Chez Amnesty, si on reconnaît que les campagnes sont ciblées suivant certains critères, « c’est pour une question d’efficacité, précise Patrick Pauwels, responsable des campagnes et actions de l’ONG. Les thèmes généraux sont choisis par notre centrale de Londres, nous pouvons alors choisir de rehausser un sujet selon certains critères. Une campagne sur le Congo sera privilégiée en Belgique car il existe des liens très forts entre les deux pays, une histoire commune, une communauté congolaise fortement représentée et de nombreux spécialistes en Belgique. Il existe également un intérêt du public et de la presse pour ce sujet. Chaque pays se concentre donc sur ses spécialisations naturelles. Des années d’expérience ont appris à Amnesty qu’il était donc préférable de cibler certains dossiers. La campagne sur l’Indonésie a ainsi été plus efficace aux Pays-Bas, l’ancienne métropole, qu’en Belgique… « Plus les campagnes sont efficientes, plus elles atteindront leurs buts : défendre les droits de l’homme ».

Amnesty s’est également lancé dans le marketing humanitaire. L’ONG a engagé l’agence de publicité Air, qui travaille également pour Mobistar, Mercedes Benz et Spa, pour ses campagnes d’affichage et ses publicités audiovisuelles. La nouvelle campagne sera calquée sur les slogans des publicités pour les produits à lessiver. On y voit un t-shirt taché de sang sur un côté et blanc immaculé de l’autre.
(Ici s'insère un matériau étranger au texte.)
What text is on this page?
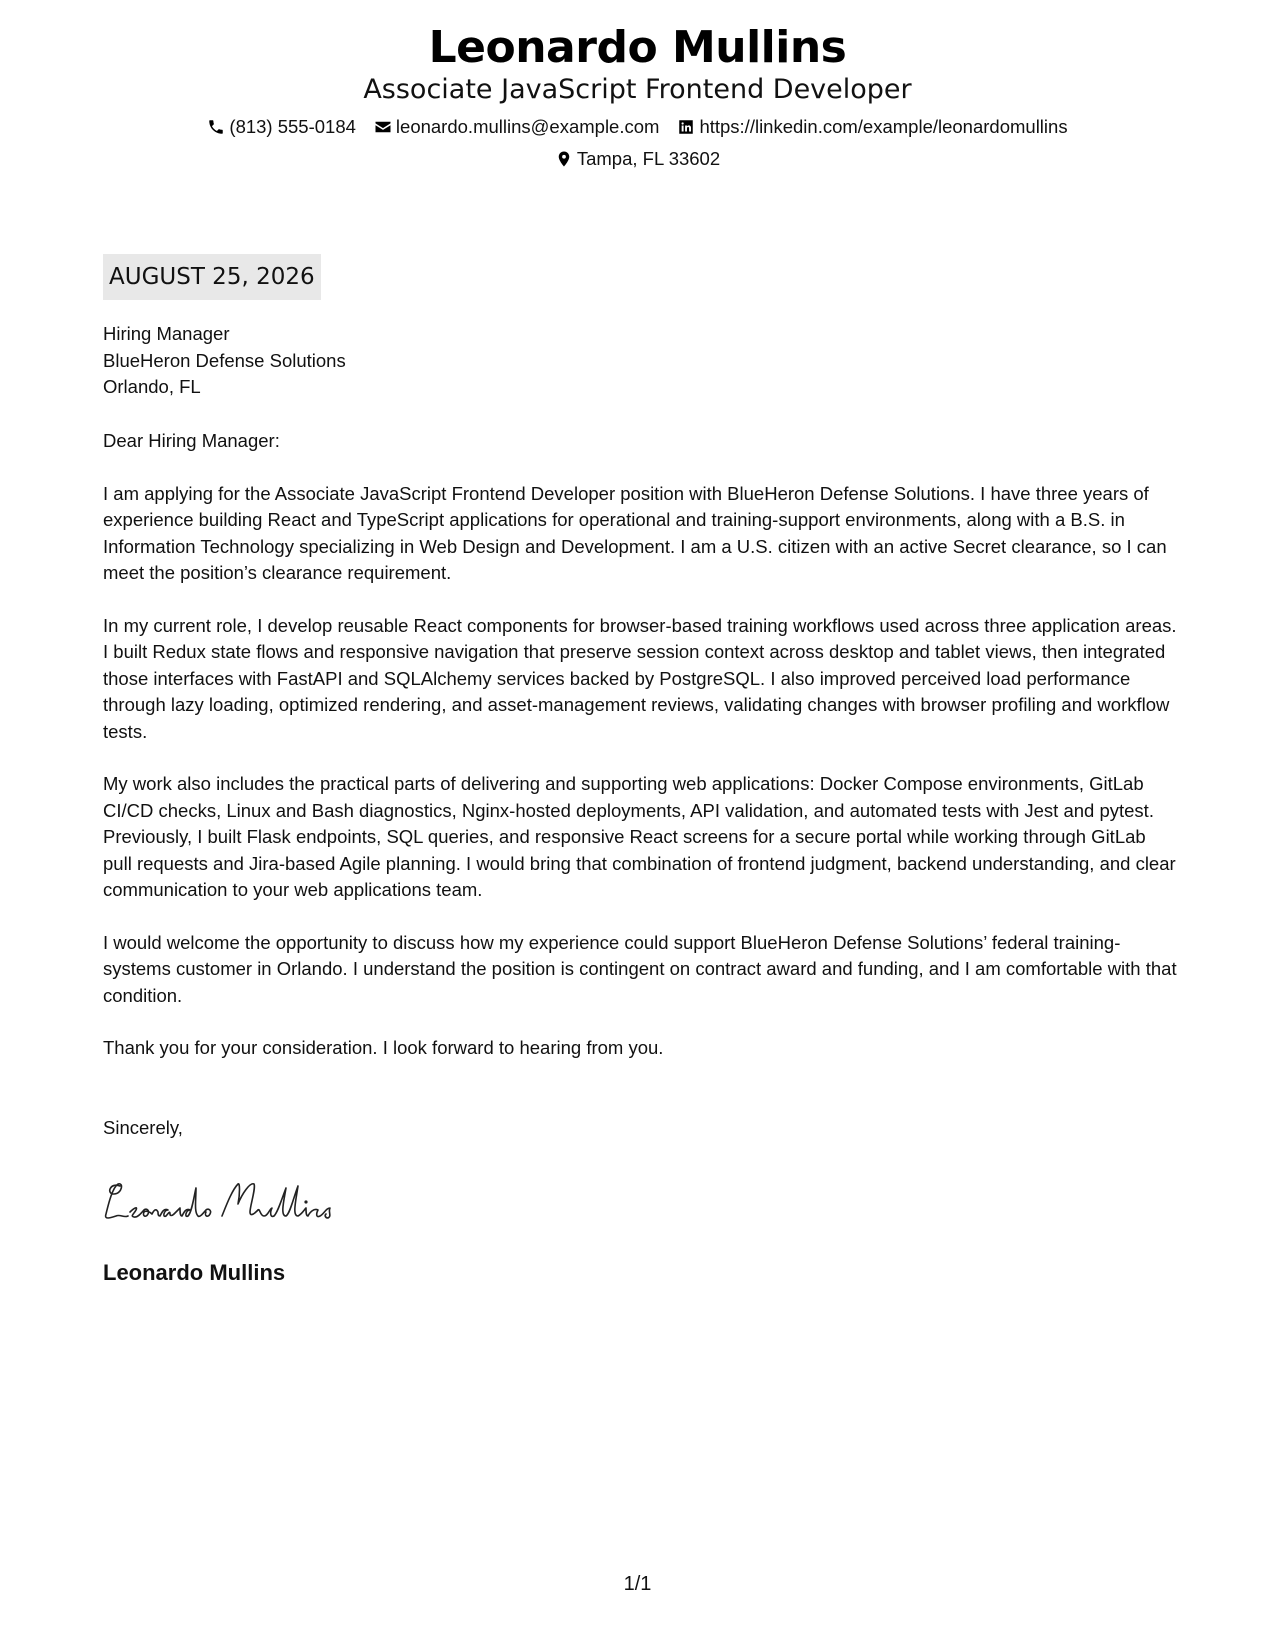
Leonardo Mullins
Associate JavaScript Frontend Developer
(813) 555-0184 leonardo.mullins@example.com https://linkedin.com/example/leonardomullins
Tampa, FL 33602
AUGUST 25, 2026
Hiring Manager
BlueHeron Defense Solutions
Orlando, FL

Dear Hiring Manager:

I am applying for the Associate JavaScript Frontend Developer position with BlueHeron Defense Solutions. I have three years of experience building React and TypeScript applications for operational and training-support environments, along with a B.S. in Information Technology specializing in Web Design and Development. I am a U.S. citizen with an active Secret clearance, so I can meet the position’s clearance requirement.

In my current role, I develop reusable React components for browser-based training workflows used across three application areas. I built Redux state flows and responsive navigation that preserve session context across desktop and tablet views, then integrated those interfaces with FastAPI and SQLAlchemy services backed by PostgreSQL. I also improved perceived load performance through lazy loading, optimized rendering, and asset-management reviews, validating changes with browser profiling and workflow tests.

My work also includes the practical parts of delivering and supporting web applications: Docker Compose environments, GitLab CI/CD checks, Linux and Bash diagnostics, Nginx-hosted deployments, API validation, and automated tests with Jest and pytest. Previously, I built Flask endpoints, SQL queries, and responsive React screens for a secure portal while working through GitLab pull requests and Jira-based Agile planning. I would bring that combination of frontend judgment, backend understanding, and clear communication to your web applications team.

I would welcome the opportunity to discuss how my experience could support BlueHeron Defense Solutions’ federal training-systems customer in Orlando. I understand the position is contingent on contract award and funding, and I am comfortable with that condition.

Thank you for your consideration. I look forward to hearing from you.

Sincerely,
Leonardo Mullins
1/1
« Amnesty, efficacité prouvée » scande l’affiche. « Le but n’est pas de choquer mais de faire réagir les gens. L’image est là pour symboliser une situation et tenter d’impliquer le spectateur ». Pourtant il n’y a pas encore eu, pour une question d’argent, d’évaluation concernant la réaction du public face à ces affiches. Le feed-back de ces campagnes parfois violentes visuellement ne se fait que ponctuellement : « Nous savons que certaines personnes ont été choquées par notre affiche sur le Congo montrant les deux tours du World Trade Center dans un paysage de savane africaine. Mais n’est-ce pas le message qui est le plus choquant ? « Au Congo, depuis quatre ans, c’est le 11 septembre tous les jours »… Nous recevons la plupart des réactions du public lors des campagnes bougies, un moment privilégié de rencontres et de discussions ».
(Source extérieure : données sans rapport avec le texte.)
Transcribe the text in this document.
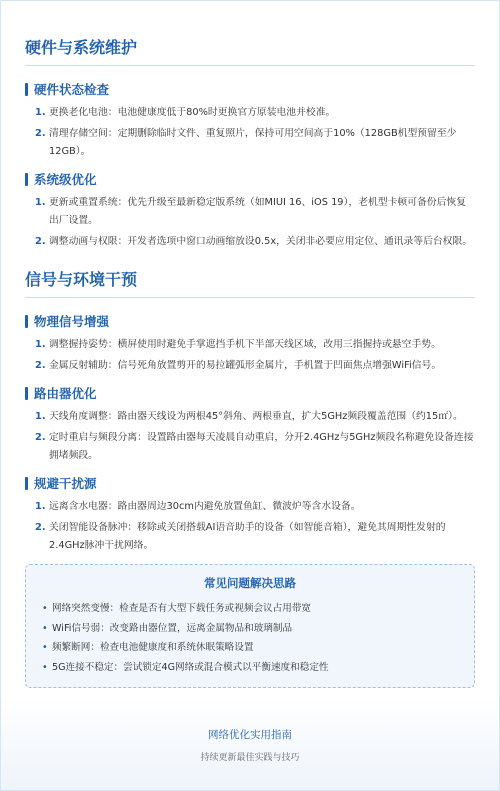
硬件与系统维护
硬件状态检查
1. 更换老化电池：电池健康度低于80%时更换官方原装电池并校准。
2. 清理存储空间：定期删除临时文件、重复照片，保持可用空间高于10%（128GB机型预留至少12GB）。
系统级优化
1. 更新或重置系统：优先升级至最新稳定版系统（如MIUI 16、iOS 19），老机型卡顿可备份后恢复出厂设置。
2. 调整动画与权限：开发者选项中窗口动画缩放设0.5x，关闭非必要应用定位、通讯录等后台权限。
信号与环境干预
物理信号增强
1. 调整握持姿势：横屏使用时避免手掌遮挡手机下半部天线区域，改用三指握持或悬空手势。
2. 金属反射辅助：信号死角放置剪开的易拉罐弧形金属片，手机置于凹面焦点增强WiFi信号。
路由器优化
1. 天线角度调整：路由器天线设为两根45°斜角、两根垂直，扩大5GHz频段覆盖范围（约15㎡）。
2. 定时重启与频段分离：设置路由器每天凌晨自动重启，分开2.4GHz与5GHz频段名称避免设备连接拥堵频段。
规避干扰源
1. 远离含水电器：路由器周边30cm内避免放置鱼缸、微波炉等含水设备。
2. 关闭智能设备脉冲：移除或关闭搭载AI语音助手的设备（如智能音箱），避免其周期性发射的2.4GHz脉冲干扰网络。
常见问题解决思路
• 网络突然变慢：检查是否有大型下载任务或视频会议占用带宽
• WiFi信号弱：改变路由器位置，远离金属物品和玻璃制品
• 频繁断网：检查电池健康度和系统休眠策略设置
• 5G连接不稳定：尝试锁定4G网络或混合模式以平衡速度和稳定性
网络优化实用指南
持续更新最佳实践与技巧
Avec sa vente des célèbres bougies, Amnesty est entrée de plain-pied dans l’ère du merchandising humanitaire. Bougies mais aussi crayons, livres, t-shirts, disques de musiques traditionnelles. Même si un comité d’éthique statue sur le type et la provenance de l’objet, on peut se demander si ces ventes n’occultent pas le message premier d’Amnesty. « On évite de tomber dans ce piège en informant l’acheteur sur la portée de son geste.

En achetant une bougie, vous donnez de l’argent pour des actions concrètes : mener des investigations dans le monde entier, intervenir auprès des responsables de violations, venir en aide aux victimes, publier des rapports. Avec leur bougie, les gens reçoivent depuis peu le magazine News qui les informe de nos actions. Notre souci de communication paie : un sondage a montré que 98 % du public avait de nous une opinion favorable ». Seul bémol : un quart des mêmes sondés ne savait pas exactement quels étaient les buts d’Amnesty. Un problème d’image que les moyens de communication n’ont pas encore résolu… à moins qu’ils en soient la cause. Si ces techniques modernes ont été adoptées par Amnesty International dans un souci d’efficacité, l’ONG cherche à éviter les dérives du marketing. « Le maître mot reste en effet la transparence : les comptes, les stratégies d’actions, tout est ouvert au public ».

par S. Gallup

[1Antipodes n° 152, mars 2001 : « Amnesty, ou comment passer de huit mille à vingt mille associés », Samy Hosni.